「主力商品の(SNSと連動したプリント機器)『SnSnap』は大打撃を受けている。既に設置している顧客企業には大きな迷惑がかかっている」。SnSnap(東京・渋谷)の西垣雄太代表取締役はこう嘆く。個人情報流出に揺れる米フェイスブックは予告なく写真・動画SNS「Instagram」の多くのAPI提供を停止。業界に混乱を巻き起こしている。

「Instagramショック」とも言える事態に、ソーシャルメディアマーケティング業界に混乱の渦が巻き起こっている。
Instagramを活用した写真投稿キャンペーンなどを実施できる、ソーシャルメディアマーケティング支援サービス「OWNLY(オウンリー)」を提供するスマートシェア(東京・港)も多大な影響を受けている。同社の塩田弘代表取締役は「米国のフェイスブックから一方的に、(APIの停止で)影響はあると思いますが、という説明のメールが届いた」と明かす。これにより、OWNLYのInstagramとの連携機能は停止。やはり改修作業の真っ只中だ。

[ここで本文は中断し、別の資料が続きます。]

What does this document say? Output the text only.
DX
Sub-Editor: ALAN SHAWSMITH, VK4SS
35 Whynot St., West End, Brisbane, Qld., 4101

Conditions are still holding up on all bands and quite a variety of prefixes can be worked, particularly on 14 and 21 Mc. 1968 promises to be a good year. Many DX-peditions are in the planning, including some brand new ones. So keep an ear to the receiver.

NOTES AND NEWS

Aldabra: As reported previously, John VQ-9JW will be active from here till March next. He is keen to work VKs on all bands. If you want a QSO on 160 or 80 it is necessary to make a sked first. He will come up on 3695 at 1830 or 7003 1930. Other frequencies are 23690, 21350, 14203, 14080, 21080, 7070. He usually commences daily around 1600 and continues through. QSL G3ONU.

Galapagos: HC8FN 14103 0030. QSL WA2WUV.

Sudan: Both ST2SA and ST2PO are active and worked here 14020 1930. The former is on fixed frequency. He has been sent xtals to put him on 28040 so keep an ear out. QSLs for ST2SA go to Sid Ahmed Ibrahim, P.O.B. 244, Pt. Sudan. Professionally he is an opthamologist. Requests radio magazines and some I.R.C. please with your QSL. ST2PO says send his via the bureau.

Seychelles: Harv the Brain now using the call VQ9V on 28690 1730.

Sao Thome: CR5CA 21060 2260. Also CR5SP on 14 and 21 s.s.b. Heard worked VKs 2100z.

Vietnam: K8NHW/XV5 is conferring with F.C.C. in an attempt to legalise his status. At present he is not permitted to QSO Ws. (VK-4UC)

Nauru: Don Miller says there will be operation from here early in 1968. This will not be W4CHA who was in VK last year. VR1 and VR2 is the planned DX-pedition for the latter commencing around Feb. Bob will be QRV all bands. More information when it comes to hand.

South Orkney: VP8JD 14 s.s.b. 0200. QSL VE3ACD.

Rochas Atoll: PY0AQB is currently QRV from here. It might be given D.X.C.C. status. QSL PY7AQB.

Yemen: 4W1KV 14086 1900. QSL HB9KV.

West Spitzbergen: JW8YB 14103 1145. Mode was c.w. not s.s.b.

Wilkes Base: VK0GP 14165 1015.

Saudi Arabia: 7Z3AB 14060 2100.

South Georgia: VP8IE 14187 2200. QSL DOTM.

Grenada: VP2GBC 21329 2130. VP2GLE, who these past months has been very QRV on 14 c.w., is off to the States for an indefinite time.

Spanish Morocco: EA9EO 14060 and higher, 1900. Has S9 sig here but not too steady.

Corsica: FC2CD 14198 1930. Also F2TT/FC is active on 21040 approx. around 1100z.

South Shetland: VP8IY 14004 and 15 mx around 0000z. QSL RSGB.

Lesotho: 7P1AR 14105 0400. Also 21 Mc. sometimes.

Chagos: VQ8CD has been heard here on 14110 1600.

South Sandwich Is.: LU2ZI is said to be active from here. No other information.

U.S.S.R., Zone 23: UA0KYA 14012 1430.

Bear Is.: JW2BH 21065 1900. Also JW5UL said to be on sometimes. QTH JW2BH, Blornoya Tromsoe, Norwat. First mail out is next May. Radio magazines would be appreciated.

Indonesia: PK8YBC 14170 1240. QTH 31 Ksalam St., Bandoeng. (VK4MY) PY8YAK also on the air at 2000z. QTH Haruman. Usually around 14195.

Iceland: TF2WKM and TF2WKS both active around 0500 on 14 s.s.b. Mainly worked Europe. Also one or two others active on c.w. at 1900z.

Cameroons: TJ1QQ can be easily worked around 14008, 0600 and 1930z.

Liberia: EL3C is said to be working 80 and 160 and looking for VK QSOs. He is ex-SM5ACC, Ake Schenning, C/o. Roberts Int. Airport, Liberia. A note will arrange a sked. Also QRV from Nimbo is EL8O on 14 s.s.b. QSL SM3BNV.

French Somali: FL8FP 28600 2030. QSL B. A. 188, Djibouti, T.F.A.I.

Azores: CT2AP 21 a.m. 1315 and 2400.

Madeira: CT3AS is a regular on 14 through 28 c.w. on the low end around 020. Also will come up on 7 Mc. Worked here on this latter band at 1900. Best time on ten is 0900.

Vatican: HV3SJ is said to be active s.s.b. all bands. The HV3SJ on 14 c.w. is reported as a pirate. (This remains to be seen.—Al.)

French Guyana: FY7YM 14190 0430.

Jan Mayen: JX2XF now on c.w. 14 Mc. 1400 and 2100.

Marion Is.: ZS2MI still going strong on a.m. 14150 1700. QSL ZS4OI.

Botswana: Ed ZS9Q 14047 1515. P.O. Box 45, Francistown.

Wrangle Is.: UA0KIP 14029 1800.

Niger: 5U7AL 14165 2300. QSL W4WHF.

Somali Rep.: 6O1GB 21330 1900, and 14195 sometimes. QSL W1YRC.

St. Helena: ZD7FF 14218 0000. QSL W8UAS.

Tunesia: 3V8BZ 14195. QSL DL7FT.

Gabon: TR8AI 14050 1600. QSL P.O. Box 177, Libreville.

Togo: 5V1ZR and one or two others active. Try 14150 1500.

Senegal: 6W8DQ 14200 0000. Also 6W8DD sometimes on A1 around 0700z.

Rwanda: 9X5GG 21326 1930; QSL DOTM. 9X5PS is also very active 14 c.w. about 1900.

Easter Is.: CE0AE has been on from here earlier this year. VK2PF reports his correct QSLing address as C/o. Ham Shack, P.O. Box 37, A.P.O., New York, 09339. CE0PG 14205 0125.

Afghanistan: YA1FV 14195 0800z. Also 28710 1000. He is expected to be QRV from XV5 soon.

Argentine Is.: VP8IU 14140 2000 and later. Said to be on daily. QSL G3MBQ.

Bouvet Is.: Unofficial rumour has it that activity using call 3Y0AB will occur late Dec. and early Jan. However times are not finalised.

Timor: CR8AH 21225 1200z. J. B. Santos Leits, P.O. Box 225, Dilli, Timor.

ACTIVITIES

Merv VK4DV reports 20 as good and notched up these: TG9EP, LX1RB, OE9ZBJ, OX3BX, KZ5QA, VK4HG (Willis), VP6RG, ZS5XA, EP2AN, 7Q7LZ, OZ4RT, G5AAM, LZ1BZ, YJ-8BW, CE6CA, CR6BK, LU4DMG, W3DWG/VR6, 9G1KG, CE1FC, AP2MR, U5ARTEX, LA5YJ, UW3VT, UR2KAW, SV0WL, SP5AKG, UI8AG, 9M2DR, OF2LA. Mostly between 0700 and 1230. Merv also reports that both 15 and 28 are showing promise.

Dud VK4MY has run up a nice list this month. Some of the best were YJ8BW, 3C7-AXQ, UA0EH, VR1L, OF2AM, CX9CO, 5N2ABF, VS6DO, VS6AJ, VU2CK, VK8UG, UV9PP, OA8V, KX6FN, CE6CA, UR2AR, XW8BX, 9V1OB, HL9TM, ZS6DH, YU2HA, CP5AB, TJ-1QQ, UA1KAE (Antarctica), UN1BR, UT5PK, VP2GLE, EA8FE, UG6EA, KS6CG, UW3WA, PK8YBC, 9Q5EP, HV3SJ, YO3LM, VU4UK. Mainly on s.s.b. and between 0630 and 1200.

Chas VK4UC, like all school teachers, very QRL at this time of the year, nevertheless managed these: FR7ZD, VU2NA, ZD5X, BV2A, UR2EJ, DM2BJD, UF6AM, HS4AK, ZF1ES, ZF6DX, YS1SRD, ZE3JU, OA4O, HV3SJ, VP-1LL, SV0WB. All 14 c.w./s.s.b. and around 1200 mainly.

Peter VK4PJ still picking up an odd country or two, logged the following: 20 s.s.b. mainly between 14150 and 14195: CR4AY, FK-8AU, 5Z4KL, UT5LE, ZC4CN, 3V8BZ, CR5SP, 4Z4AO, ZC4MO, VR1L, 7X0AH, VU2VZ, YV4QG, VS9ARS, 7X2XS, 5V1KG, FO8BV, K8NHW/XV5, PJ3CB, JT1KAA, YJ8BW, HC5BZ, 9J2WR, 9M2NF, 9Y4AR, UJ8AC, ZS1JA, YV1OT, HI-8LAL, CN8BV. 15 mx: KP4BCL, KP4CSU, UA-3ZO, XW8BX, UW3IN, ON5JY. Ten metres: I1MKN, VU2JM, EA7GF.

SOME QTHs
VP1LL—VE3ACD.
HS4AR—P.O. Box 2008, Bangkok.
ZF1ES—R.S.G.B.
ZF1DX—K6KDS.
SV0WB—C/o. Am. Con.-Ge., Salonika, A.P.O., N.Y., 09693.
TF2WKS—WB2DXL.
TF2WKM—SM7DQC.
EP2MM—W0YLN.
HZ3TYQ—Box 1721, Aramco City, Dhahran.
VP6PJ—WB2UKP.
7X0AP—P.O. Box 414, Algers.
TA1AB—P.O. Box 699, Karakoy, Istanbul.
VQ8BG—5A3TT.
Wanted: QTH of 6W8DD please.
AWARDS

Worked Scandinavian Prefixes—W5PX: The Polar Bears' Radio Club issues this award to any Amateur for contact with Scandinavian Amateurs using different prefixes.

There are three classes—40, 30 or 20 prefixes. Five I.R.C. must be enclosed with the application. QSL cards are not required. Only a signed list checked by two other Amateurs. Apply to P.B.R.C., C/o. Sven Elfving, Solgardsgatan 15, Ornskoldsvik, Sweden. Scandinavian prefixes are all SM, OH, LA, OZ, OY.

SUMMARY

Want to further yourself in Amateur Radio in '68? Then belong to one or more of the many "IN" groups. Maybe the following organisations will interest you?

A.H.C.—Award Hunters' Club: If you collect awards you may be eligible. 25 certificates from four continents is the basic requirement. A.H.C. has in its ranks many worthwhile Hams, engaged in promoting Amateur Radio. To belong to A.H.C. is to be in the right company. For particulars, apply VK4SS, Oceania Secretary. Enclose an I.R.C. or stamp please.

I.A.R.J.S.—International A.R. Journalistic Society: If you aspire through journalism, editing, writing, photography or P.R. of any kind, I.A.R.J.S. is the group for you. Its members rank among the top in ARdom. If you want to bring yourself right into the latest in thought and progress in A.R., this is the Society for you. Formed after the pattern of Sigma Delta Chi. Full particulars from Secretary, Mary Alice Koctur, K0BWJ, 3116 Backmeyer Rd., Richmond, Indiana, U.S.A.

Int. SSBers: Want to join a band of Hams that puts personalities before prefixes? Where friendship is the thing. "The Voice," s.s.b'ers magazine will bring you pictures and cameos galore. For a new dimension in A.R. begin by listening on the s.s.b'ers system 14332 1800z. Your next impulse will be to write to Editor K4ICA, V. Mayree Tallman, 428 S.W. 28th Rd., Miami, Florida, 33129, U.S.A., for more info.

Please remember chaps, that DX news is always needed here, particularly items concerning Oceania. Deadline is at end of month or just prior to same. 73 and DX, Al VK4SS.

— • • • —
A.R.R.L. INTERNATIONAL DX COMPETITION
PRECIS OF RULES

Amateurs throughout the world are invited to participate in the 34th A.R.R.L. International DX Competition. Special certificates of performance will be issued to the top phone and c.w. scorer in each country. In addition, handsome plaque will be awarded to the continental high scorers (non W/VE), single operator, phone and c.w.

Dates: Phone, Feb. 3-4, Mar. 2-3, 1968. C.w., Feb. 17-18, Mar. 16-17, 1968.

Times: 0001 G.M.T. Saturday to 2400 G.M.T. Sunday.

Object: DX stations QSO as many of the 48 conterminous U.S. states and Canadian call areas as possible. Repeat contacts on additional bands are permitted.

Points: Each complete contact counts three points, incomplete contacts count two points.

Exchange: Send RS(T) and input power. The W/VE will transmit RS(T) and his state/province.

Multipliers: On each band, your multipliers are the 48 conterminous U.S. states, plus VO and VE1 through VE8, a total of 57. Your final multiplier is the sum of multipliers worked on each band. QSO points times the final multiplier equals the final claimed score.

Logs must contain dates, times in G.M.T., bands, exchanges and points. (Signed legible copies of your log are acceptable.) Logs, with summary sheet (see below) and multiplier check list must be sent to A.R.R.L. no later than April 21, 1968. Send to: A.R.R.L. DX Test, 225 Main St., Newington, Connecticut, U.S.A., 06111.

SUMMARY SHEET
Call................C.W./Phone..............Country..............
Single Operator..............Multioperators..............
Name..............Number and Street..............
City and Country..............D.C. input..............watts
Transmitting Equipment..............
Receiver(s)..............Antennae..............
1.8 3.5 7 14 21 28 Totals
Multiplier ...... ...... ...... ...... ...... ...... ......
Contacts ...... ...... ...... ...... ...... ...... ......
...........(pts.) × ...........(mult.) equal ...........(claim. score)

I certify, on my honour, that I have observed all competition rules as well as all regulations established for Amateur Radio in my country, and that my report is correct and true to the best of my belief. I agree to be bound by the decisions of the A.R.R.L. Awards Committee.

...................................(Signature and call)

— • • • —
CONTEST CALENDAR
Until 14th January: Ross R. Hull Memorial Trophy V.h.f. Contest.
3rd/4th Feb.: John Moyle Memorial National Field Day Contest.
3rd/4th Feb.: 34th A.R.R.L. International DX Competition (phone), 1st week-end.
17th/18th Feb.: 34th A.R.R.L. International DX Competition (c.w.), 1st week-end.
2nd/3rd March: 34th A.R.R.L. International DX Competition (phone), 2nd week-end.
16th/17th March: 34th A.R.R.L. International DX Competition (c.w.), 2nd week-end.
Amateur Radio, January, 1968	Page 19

事の発端となったのは、日本時間の4月5日に米フェイスブックが予告もなくInstagramの多くのAPI(アプリケーション・プログラミング・インターフェース)の提供を停止したことだ。InstagramのAPIとは、第三者の事業者がInstagramのデータを使ったサービスを開発できるようにするもの。例えば、消費者がInstagram上に投稿した写真を企業の自社サイトに転載したり、利用者のデータを解析したりできるツールがそれに当たる。現行APIの停止によって、そうしたツールは軒並み、Instagramとの連携機能を利用できなくなった。
12月までに順次変更する予定だった
スマートシェアの塩田氏は「2018年の初頭に7月と12月に分けて、段階的にAPIを変更する方針が発表されていた。当社もそのスケジュールに合わせて改修を進めていたのに一方的に前倒しにされた」とこぼす。
フェイスブックに買収された後も、InstagramのAPIは仕様を大きく変更することなく提供されていた。これを見直し、取得できるデータを絞った新しいAPIを提供して、12月からフェイスブックの審査を通過したパートナー企業に限定して提供する予定だった。「例えば、投稿されている写真をハッシュタグで(絞り込んで)第三者のサイトには掲載(することは)できなくなることが分かっていた。ただし、企業は自社のブランドのハッシュタグが付与された写真については、引き続き利用することができる予定だった。そうした仕様変更に合わせた改修を進めていた」(塩田氏)。SnSnapの西垣氏も「5月にフェイスブックが開催予定の開発者向けイベント『F8』には間に合わせるように改修を進めていた」が、やはりAPI提供停止の前倒しの影響が直撃した。
フェイスブックがInstagramのAPIの提供停止を前倒ししたのは、Facebookを舞台に起こった大量の個人情報流出が要因のようだ。英ケンブリッジ大研究者がアプリを通じてFacebook利用者から取得した最大8700万人の個人情報を、英データ分析会社ケンブリッジ・アナリティカに不正提供していたことが発覚。マーク・ザッカーバーグCEO(最高経営責任者)は4月10日に米上院の公聴会に出席し、対応不十分であったことを認めて陳謝した。この不正提供されたデータは、第三者がAPIを活用して開発したアプリを通じて取得していた。そのため、フェイスブックはAPIの提供を見直している。傘下であるInstagramもその対象となったようだ。
SnSnapはこの事態を見越して、特別な動画が撮影できるカメラサービス「#MirrorSnap」を開発するなど、Instagramに依存しない事業を複数開発してきた。「会社の屋台骨が揺らぐような事態は避けられた」と西垣氏は安堵する。しかし、「Instagramで影響力を持つ利用者を束ねて、インフルエンサーマーケティングなどを手がける会社は軒並みサービスを停止せざるを得ない状況だ」(西垣氏)と説明する。
プラットフォーマーに依存した事業は、仕様変更などプラットフォーム事業者の意向次第で突如として、稼ぎ口を失う恐れがある。今回のInstagramショックはそれを象徴している。